En segundo lugar, el trabajador se aliena de la actividad de trabajo. Para Marx, el trabajo debería ser una forma de expresión creativa y realización personal, pero bajo el capitalismo, se convierte en una actividad forzada y deshumanizante. Esta pérdida de control sobre cómo se realiza el trabajo lleva al trabajador a sentirse como una mera pieza de la maquinaria, donde su trabajo se despoja de todo significado y satisfacción.

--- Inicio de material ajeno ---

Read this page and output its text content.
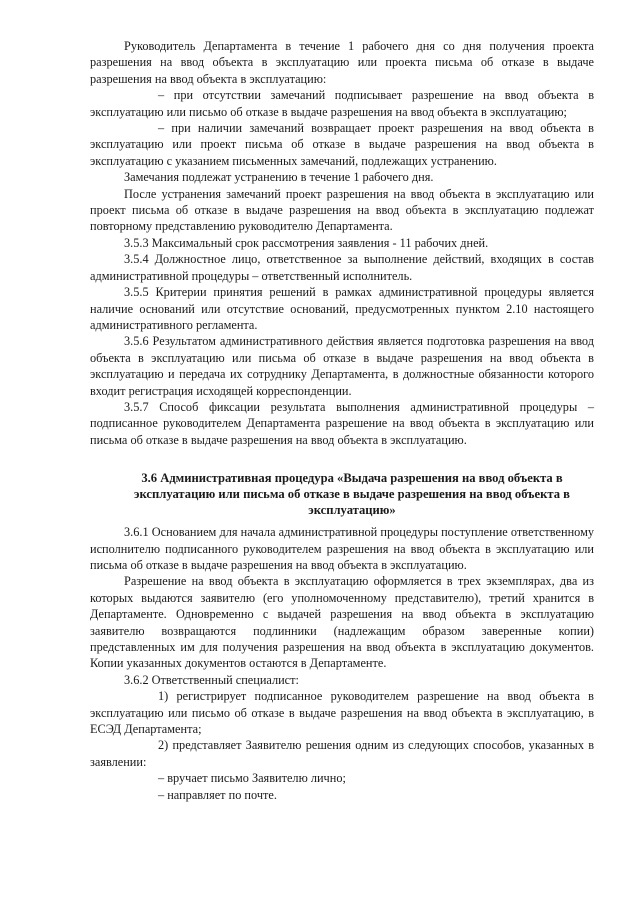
Руководитель Департамента в течение 1 рабочего дня со дня получения проекта разрешения на ввод объекта в эксплуатацию или проекта письма об отказе в выдаче разрешения на ввод объекта в эксплуатацию:

– при отсутствии замечаний подписывает разрешение на ввод объекта в эксплуатацию или письмо об отказе в выдаче разрешения на ввод объекта в эксплуатацию;

– при наличии замечаний возвращает проект разрешения на ввод объекта в эксплуатацию или проект письма об отказе в выдаче разрешения на ввод объекта в эксплуатацию с указанием письменных замечаний, подлежащих устранению.

Замечания подлежат устранению в течение 1 рабочего дня.

После устранения замечаний проект разрешения на ввод объекта в эксплуатацию или проект письма об отказе в выдаче разрешения на ввод объекта в эксплуатацию подлежат повторному представлению руководителю Департамента.

3.5.3 Максимальный срок рассмотрения заявления - 11 рабочих дней.

3.5.4 Должностное лицо, ответственное за выполнение действий, входящих в состав административной процедуры – ответственный исполнитель.

3.5.5 Критерии принятия решений в рамках административной процедуры является наличие оснований или отсутствие оснований, предусмотренных пунктом 2.10 настоящего административного регламента.

3.5.6 Результатом административного действия является подготовка разрешения на ввод объекта в эксплуатацию или письма об отказе в выдаче разрешения на ввод объекта в эксплуатацию и передача их сотруднику Департамента, в должностные обязанности которого входит регистрация исходящей корреспонденции.

3.5.7 Способ фиксации результата выполнения административной процедуры – подписанное руководителем Департамента разрешение на ввод объекта в эксплуатацию или письма об отказе в выдаче разрешения на ввод объекта в эксплуатацию.

3.6 Административная процедура «Выдача разрешения на ввод объекта в эксплуатацию или письма об отказе в выдаче разрешения на ввод объекта в эксплуатацию»

3.6.1 Основанием для начала административной процедуры поступление ответственному исполнителю подписанного руководителем разрешения на ввод объекта в эксплуатацию или письма об отказе в выдаче разрешения на ввод объекта в эксплуатацию.

Разрешение на ввод объекта в эксплуатацию оформляется в трех экземплярах, два из которых выдаются заявителю (его уполномоченному представителю), третий хранится в Департаменте. Одновременно с выдачей разрешения на ввод объекта в эксплуатацию заявителю возвращаются подлинники (надлежащим образом заверенные копии) представленных им для получения разрешения на ввод объекта в эксплуатацию документов. Копии указанных документов остаются в Департаменте.

3.6.2 Ответственный специалист:

1) регистрирует подписанное руководителем разрешение на ввод объекта в эксплуатацию или письмо об отказе в выдаче разрешения на ввод объекта в эксплуатацию, в ЕСЭД Департамента;

2) представляет Заявителю решения одним из следующих способов, указанных в заявлении:

– вручает письмо Заявителю лично;

– направляет по почте.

El trabajador pierde su sentido de identidad
Además, Marx sostiene que el trabajador está alienado de su propia esencia humana. Como seres humanos, tenemos la capacidad de transformar la naturaleza y de crear en función de nuestras necesidades y deseos. Sin embargo, el sistema capitalista reduce al trabajador a un "medio de producción" y le impide desarrollarse plenamente. Esta alienación de la propia humanidad significa que el trabajador pierde su sentido de identidad y propósito.
Finalmente, el sistema capitalista también aliena al trabajador de los demás trabajadores. La competencia por los empleos y la falta de control sobre las condiciones de trabajo fomentan una división y desconfianza entre los trabajadores, en lugar de una cooperación basada en intereses comunes. Este aislamiento limita el desarrollo de una conciencia de clase que podría conducir a la emancipación colectiva.
Para Marx, la alienación es una de las consecuencias más devastadoras del capitalismo, pues convierte al ser humano en un instrumento dentro de un sistema que antepone el beneficio económico a la dignidad y realización humana. Superar la alienación sería posible, según él, mediante una revolución que transforme las relaciones de producción y permita a las personas recuperar el control sobre su trabajo y su vida.